China Brings Supermarket Concept to North Korea
Beijing’s relationship with Pyongyang has sparked protest in some quarters, most recently when the Chinese government announced it would repatriate North Korean refugees. Yet China’s economic ties to North Korea remain strong. Late North Korean leader Kim Jong-il‘s last public appearance was shopping with current leader, Kim Jong-un, in a supermarket that was stocked with Chinese goods and foreign products that were shipped through China. This move was speculated to build up both the image of North Korea’s economy and that of Kim Jong-un. The Boston Herald reports:
The displays boast what North Korea’s newly modernized factories are producing, including perfume, rubber boots, silk blankets and hand towels printed with the words “peace” and “friendship.” What the North Koreans aren’t making themselves is coming in from China: cellphones, laptop computers, cars, Spalding basketballs, bicycles, pressure cookers, karaoke machines, ping pong sets, even Gucci knockoffs.
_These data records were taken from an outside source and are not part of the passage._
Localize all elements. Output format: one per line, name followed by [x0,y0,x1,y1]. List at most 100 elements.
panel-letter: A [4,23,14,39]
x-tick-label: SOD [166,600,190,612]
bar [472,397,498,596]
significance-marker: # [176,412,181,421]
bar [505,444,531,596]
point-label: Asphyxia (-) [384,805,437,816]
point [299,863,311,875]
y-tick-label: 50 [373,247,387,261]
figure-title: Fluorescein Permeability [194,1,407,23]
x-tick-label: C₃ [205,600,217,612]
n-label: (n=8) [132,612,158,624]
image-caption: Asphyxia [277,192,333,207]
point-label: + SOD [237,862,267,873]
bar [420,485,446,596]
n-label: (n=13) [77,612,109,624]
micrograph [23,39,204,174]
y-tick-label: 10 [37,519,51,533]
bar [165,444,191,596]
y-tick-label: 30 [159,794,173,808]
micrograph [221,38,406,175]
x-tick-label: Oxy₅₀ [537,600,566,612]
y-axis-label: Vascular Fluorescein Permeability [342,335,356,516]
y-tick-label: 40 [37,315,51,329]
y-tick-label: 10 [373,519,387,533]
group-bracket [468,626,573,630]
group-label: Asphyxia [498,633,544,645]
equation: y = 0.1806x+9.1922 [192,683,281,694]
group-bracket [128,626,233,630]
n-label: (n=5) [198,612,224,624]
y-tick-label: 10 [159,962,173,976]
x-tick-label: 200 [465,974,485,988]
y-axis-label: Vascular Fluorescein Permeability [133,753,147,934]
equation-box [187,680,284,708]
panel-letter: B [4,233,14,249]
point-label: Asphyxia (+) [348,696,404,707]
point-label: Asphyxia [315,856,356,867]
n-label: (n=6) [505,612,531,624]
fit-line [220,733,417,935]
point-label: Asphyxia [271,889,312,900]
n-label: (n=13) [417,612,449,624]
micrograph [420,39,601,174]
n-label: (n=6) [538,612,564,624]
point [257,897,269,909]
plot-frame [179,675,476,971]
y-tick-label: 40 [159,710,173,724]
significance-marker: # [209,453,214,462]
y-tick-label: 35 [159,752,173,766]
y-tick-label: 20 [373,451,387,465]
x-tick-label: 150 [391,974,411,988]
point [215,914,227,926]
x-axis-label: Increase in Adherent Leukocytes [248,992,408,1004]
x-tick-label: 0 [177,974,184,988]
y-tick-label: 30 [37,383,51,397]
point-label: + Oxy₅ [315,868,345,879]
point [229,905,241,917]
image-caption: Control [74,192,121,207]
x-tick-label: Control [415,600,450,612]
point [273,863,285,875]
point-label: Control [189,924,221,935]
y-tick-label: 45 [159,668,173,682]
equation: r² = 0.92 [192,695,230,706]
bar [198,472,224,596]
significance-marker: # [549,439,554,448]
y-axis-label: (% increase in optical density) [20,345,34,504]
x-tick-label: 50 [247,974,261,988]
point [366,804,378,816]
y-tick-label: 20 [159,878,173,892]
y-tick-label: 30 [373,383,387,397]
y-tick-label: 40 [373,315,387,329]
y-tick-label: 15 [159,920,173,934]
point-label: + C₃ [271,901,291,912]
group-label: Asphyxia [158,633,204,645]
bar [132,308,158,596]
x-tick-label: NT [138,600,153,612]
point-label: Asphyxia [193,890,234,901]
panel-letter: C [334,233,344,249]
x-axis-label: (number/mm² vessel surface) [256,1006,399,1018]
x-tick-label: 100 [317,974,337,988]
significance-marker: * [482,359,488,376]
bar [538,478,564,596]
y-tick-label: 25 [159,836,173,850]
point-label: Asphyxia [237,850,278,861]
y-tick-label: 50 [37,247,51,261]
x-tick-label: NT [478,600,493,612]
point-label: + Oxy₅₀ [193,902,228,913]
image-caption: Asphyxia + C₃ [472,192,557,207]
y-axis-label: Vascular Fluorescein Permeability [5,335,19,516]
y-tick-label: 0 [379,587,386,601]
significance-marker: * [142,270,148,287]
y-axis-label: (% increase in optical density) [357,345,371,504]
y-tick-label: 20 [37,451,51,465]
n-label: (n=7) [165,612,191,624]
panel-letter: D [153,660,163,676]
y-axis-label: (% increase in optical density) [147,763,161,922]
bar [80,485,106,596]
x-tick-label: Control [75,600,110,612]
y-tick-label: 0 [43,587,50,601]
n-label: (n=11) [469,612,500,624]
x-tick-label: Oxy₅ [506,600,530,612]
Business with China, North Korea’s largest trading partner, has boomed in the last two years. In 2010, North Korea did $3.5 billion in trade with China, a 30 percent increase from the previous year. And for the first 11 months of 2011, that figure was up to $5.1 billion, a jump of nearly 70 percent from 2010, according to China’s Commerce Ministry.
The Kwangbok center was born when North Korea recruited China’s Feihaimengxin International Trade Co. to partner with its Korea Taesong Trading Corp. to transform the old shop in the Kwangbok district of western Pyongyang into a gleaming supermarket. Feihaimengxin has a 65 percent stake in the supermarket, according to the Beijing-registered private company — an unusual arrangement for North Korea, where most enterprises are state-owned and the ruling philosophy is “juche,” or self-reliance.
Some analysts see the boom in Chinese trade as a political move motivated by Beijing’s desire to ensure stability in neighboring North Korea and to buy clout in Pyongyang. However, others say it’s pure economic strategy by Chinese companies expanding their reach across Asia.